Les avantages de l'allaitement pour le bébé ne sont pas tous prouvés aussi solidement qu'on le croirait.

L'éternelle question du sein et du biberon...

ANALYSE / C'est une chose qui m'avait bien étonné, il y a quelques mois. Au milieu du débat qui avait entouré l'opposition américaine à une position de l'OMS en faveur de l'allaitement naturel, certaines voix s'étaient élevées pour dire qu'au-delà de cette joute politique, les autorités de santé publique (pratiquement toutes très en faveur) en font trop. Qu'elles mettent trop de pression sur les mères pour qu'elles allaitent, et pour des raisons parfois douteuses. J'ai voulu en savoir plus...

Alors j'y ai consacré ma dernière chronique «Polémique» dans Québec Science. Pour la résumer très sommairement (je vous laisse la lire), je pense que tout le monde convient que l'allaitement doit être le premier choix, celui qui est d'abord encouragé par les médecins et infirmières.

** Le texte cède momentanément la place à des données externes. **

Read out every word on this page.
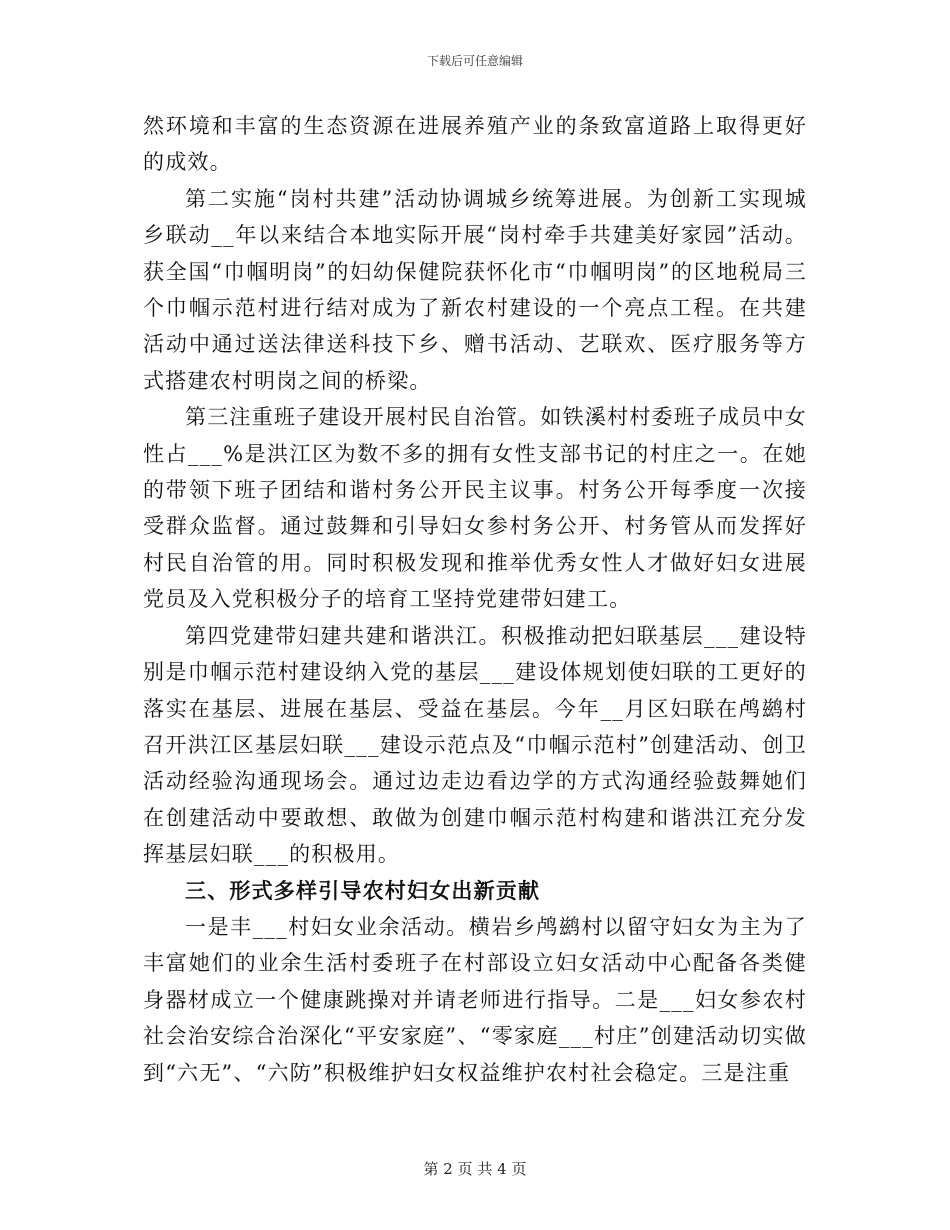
下载后可任意编辑

然环境和丰富的生态资源在进展养殖产业的条致富道路上取得更好的成效。

第二实施“岗村共建”活动协调城乡统筹进展。为创新工实现城乡联动__年以来结合本地实际开展“岗村牵手共建美好家园”活动。获全国“巾帼明岗”的妇幼保健院获怀化市“巾帼明岗”的区地税局三个巾帼示范村进行结对成为了新农村建设的一个亮点工程。在共建活动中通过送法律送科技下乡、赠书活动、艺联欢、医疗服务等方式搭建农村明岗之间的桥梁。

第三注重班子建设开展村民自治管。如铁溪村村委班子成员中女性占___%是洪江区为数不多的拥有女性支部书记的村庄之一。在她的带领下班子团结和谐村务公开民主议事。村务公开每季度一次接受群众监督。通过鼓舞和引导妇女参村务公开、村务管从而发挥好村民自治管的用。同时积极发现和推举优秀女性人才做好妇女进展党员及入党积极分子的培育工坚持党建带妇建工。

第四党建带妇建共建和谐洪江。积极推动把妇联基层___建设特别是巾帼示范村建设纳入党的基层___建设体规划使妇联的工更好的落实在基层、进展在基层、受益在基层。今年__月区妇联在鸬鹚村召开洪江区基层妇联___建设示范点及“巾帼示范村”创建活动、创卫活动经验沟通现场会。通过边走边看边学的方式沟通经验鼓舞她们在创建活动中要敢想、敢做为创建巾帼示范村构建和谐洪江充分发挥基层妇联___的积极用。

三、形式多样引导农村妇女出新贡献

一是丰___村妇女业余活动。横岩乡鸬鹚村以留守妇女为主为了丰富她们的业余生活村委班子在村部设立妇女活动中心配备各类健身器材成立一个健康跳操对并请老师进行指导。二是___妇女参农村社会治安综合治深化“平安家庭”、“零家庭___村庄”创建活动切实做到“六无”、“六防”积极维护妇女权益维护农村社会稳定。三是注重

第 2 页 共 4 页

Mais il est aussi vrai qu'on peut (parfois) aller trop loin dans cette voie et que, comme le soulignait la blogueuse scientifique américaine Kavin Senapathy, les avantages pour le bébé ne sont pas tous prouvés aussi solidement qu'on le croirait.

J'aimerais juste ajouter à cette chronique quelques détails de la plus récente revue de littérature scientifique que l'OMS a publié à ce propos. Ses auteurs ont examiné et regroupé les données au sujet de cinq bienfaits allégués qu'aurait l'allaitement pour les enfants. Voici (très sommairement) les conclusions, point par point :

  • Cholestérol : aucun effet.
  • Pression sanguine : l'allaitement naturel semble avoir un effet, mais il est trop mince pour être cliniquement significatif.
  • Diabète : résultats contradictoires, il faut faire plus de recherche.
  • Obésité : effet protecteur possible, mais pas sûr. Les études de bonne qualité indiquent une réduction du risque de 12 %, mais cela peut être à cause de facteurs confondants. les mères qui allaitent sont en moyenne plus instruites, plus riches et plus soucieuses de la santé, et la réduction des taux d'obésité peut venir de là. Dans les pays moins développés, où les mères de toutes les classes sociales donnent le sein à peu près également, on n'observe pas d'effet sur l'obésité.
  • Facultés mentales : les preuves d'un effet positif sur le QI sont «solides», mais l'effet est d'une ampleur «modeste». Par rapport aux enfants qui ont reçu le biberon, les études de bonne qualité indiquent un écart de +2,2 points de QI chez les enfants allaités.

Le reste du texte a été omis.